Only ahead amongst significant economic data releases are US jobless claims due at 1330 BST.

In London, Associated British Foods said its results for the full year will be harder hit than expected by the weak euro, as revenue in the first 40 weeks was flat at actual rates amid continued tough trading in its sugar business, offset a still-buoyant performance by discount fashion retailer Primark.

AB Foods, which owns Primark and British Sugar and which operates and agriculture and consumer goods arm, said group revenue for the 40 weeks to June 20 was flat year-on-year at actual currency rates and up by 2% in constant currencies, as the weakness of a euro against a wide basket of currencies hit its results.

Meanwhile, FTSE 100-listed housebuilder Barratt Developments said it expects to post a 45% rise in annual profit for the year to the end of June as it sold more houses at higher prices over the period.

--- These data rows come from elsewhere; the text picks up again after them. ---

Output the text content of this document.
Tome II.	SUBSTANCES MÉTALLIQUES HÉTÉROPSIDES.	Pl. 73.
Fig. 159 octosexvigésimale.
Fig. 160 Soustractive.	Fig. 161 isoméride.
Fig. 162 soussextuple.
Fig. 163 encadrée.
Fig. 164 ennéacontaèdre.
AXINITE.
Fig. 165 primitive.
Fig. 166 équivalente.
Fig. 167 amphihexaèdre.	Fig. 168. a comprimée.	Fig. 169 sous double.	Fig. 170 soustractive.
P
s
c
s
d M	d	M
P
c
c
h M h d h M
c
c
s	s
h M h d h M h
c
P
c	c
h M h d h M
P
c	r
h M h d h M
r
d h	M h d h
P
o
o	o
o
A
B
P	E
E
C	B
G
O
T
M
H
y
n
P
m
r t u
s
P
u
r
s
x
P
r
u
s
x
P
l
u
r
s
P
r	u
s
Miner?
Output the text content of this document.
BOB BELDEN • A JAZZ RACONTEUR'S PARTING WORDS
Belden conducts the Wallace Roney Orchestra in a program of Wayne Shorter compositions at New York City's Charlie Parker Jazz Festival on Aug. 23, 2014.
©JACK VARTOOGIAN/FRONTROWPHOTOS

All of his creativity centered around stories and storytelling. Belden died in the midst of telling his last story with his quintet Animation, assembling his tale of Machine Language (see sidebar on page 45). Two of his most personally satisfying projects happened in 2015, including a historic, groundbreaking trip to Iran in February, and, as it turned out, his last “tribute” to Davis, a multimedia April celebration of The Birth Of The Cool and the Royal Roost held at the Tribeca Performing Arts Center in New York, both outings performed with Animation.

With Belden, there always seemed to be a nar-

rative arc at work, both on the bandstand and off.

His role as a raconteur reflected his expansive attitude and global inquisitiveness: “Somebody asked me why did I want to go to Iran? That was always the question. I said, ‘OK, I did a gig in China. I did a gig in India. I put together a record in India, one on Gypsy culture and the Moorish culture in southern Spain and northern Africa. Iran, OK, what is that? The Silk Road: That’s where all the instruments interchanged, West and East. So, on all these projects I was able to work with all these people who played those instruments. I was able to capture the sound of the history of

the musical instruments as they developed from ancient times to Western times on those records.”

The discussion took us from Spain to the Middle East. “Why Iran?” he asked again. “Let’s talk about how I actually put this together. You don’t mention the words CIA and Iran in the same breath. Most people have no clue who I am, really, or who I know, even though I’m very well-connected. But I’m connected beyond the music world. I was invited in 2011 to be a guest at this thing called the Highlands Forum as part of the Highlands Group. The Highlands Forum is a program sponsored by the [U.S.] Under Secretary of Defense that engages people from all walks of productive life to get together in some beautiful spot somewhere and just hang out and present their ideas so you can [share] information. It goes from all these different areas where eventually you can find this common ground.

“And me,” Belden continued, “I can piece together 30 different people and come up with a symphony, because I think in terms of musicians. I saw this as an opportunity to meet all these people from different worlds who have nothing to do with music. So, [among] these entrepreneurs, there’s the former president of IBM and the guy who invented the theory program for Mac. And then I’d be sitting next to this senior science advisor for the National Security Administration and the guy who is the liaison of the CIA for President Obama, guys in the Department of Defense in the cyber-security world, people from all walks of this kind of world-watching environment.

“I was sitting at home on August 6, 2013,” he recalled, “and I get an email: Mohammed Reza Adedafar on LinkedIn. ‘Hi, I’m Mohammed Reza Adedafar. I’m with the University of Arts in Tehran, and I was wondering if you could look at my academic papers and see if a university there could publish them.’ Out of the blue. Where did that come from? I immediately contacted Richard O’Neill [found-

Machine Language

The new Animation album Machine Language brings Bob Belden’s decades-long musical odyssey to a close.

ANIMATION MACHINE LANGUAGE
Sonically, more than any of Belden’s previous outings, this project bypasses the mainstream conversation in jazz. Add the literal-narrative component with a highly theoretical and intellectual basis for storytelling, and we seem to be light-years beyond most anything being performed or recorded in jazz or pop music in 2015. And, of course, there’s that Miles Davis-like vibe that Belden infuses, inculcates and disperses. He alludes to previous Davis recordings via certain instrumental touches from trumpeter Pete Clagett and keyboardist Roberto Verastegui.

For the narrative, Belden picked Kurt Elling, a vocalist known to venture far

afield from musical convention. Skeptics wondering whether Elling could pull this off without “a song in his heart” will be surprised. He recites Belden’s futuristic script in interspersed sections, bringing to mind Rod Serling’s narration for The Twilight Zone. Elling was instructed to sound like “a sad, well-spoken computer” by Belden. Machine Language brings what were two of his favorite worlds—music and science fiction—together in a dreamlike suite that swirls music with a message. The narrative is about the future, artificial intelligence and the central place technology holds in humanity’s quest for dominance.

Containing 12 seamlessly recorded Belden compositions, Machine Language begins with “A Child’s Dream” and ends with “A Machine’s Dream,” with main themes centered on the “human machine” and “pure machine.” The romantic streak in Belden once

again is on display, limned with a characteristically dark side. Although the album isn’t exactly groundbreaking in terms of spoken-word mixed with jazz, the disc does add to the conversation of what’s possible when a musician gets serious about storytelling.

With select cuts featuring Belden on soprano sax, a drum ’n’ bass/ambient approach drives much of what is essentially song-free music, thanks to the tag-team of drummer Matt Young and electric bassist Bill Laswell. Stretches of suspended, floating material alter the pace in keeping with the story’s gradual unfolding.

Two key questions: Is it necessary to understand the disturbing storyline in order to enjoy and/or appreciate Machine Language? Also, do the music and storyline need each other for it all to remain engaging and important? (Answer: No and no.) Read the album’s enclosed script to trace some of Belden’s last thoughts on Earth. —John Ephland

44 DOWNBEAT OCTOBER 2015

Barratt said it expects total completions for the year to the end of June to be up by 11% to 16,447 units from 14,838 a year earlier, on the back of strong consumer demand and increased site numbers.

Berenberg upgraded Smith & Nephew to Buy from Hold, lifting its price target to 1,275 pence from 1,080p, while Goldman Sachs raised Prudential to Conviction Buy List from Buy, cutting its price target to 1,845p from 1,950p. UBS cut Roll-Royce Holdings price target to 980p from 1,200p.

In Greece Wednesday, the cash-strapped country requested a new bailout package from the eurozone, as the clock ticked down on the heavily indebted country's last chance to prevent a bankruptcy.

"We demand an agreement with our neighbours, but one which...will demonstrate to us that there is light at the end of the tunnel," Greek Prime Minister Alexis Tsipras told the European Parliament in the French city of Strasbourg.

The request for a new rescue by the eurozone bailout fund, the European Stability Mechanism, came one week after the country's previous aid package was left to expire because Athens and its creditors were unable to agree on required economic reforms. Athens is now seeking a bailout loan "with an availability period for three years", according to a copy of the Greek request seen by dpa.